A Learned Pixel-by-Pixel Lossless Image Compression Method with 59K Parameters and Parallel Decoding

TL;DR

This paper introduces a highly parameter-efficient learned lossless image compression method with parallel decoding, achieving state-of-the-art performance and significantly reducing decoding time compared to sequential approaches.

Contribution

It presents a novel pixel-by-pixel learned compression system with only 59K parameters and proposes parallel decoding algorithms to improve speed.

Findings

Achieves state-of-the-art lossless compression performance.

Reduces decoding time significantly with parallel algorithms.

Uses only 59K parameters, much fewer than existing systems.

Abstract

This paper considers lossless image compression and presents a learned compression system that can achieve state-of-the-art lossless compression performance but uses only 59K parameters, which is more than 30x less than other learned systems proposed recently in the literature. The explored system is based on a learned pixel-by-pixel lossless image compression method, where each pixel's probability distribution parameters are obtained by processing the pixel's causal neighborhood (i.e. previously encoded/decoded pixels) with a simple neural network comprising 59K parameters.
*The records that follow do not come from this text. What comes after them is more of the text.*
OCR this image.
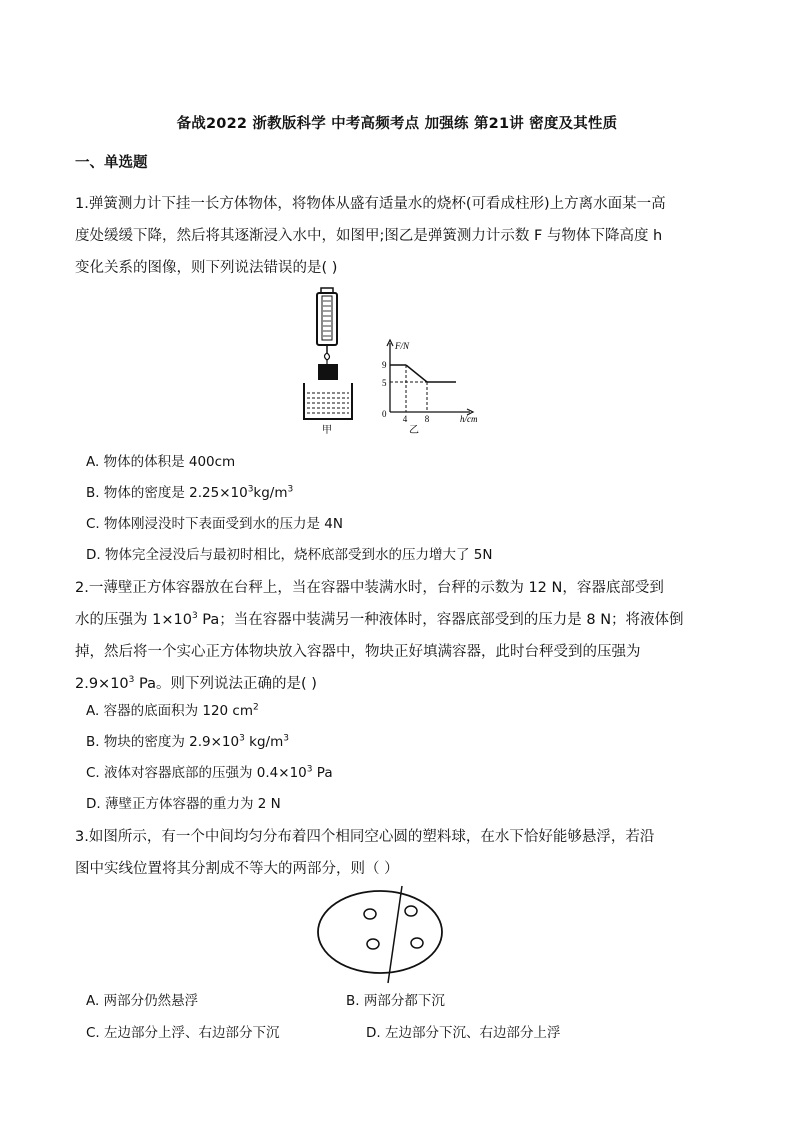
备战2022 浙教版科学 中考高频考点 加强练 第21讲 密度及其性质
一、单选题
1.弹簧测力计下挂一长方体物体，将物体从盛有适量水的烧杯(可看成柱形)上方离水面某一高
度处缓缓下降，然后将其逐渐浸入水中，如图甲;图乙是弹簧测力计示数 F 与物体下降高度 h
变化关系的图像，则下列说法错误的是( )
甲
F/N
h/cm
0
9
5
4 8
乙
A. 物体的体积是 400cm
B. 物体的密度是 $2.25\times 10^3kg/m^3$
C. 物体刚浸没时下表面受到水的压力是 4N
D. 物体完全浸没后与最初时相比，烧杯底部受到水的压力增大了 5N
2.一薄壁正方体容器放在台秤上，当在容器中装满水时，台秤的示数为 12 N，容器底部受到
水的压强为 $1\times 10^3$ Pa；当在容器中装满另一种液体时，容器底部受到的压力是 8 N；将液体倒
掉，然后将一个实心正方体物块放入容器中，物块正好填满容器，此时台秤受到的压强为
$2.9\times 10^3$ Pa。则下列说法正确的是( )
A. 容器的底面积为 120 $cm^2$
B. 物块的密度为 $2.9\times 10^3$ $kg/m^3$
C. 液体对容器底部的压强为 $0.4\times 10^3$ Pa
D. 薄壁正方体容器的重力为 2 N
3.如图所示，有一个中间均匀分布着四个相同空心圆的塑料球，在水下恰好能够悬浮，若沿
图中实线位置将其分割成不等大的两部分，则（ ）
A. 两部分仍然悬浮	B. 两部分都下沉
C. 左边部分上浮、右边部分下沉	D. 左边部分下沉、右边部分上浮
This causality causes the decoder to operate sequentially, i.e. the neural network has to be evaluated for each pixel sequentially, which increases decoding time significantly with common GPU software and hardware. To reduce the decoding time, parallel decoding algorithms are proposed and implemented. The obtained lossless image compression system is compared to traditional and learned systems in the literature in terms of compression performance, encoding-decoding times and computational complexity.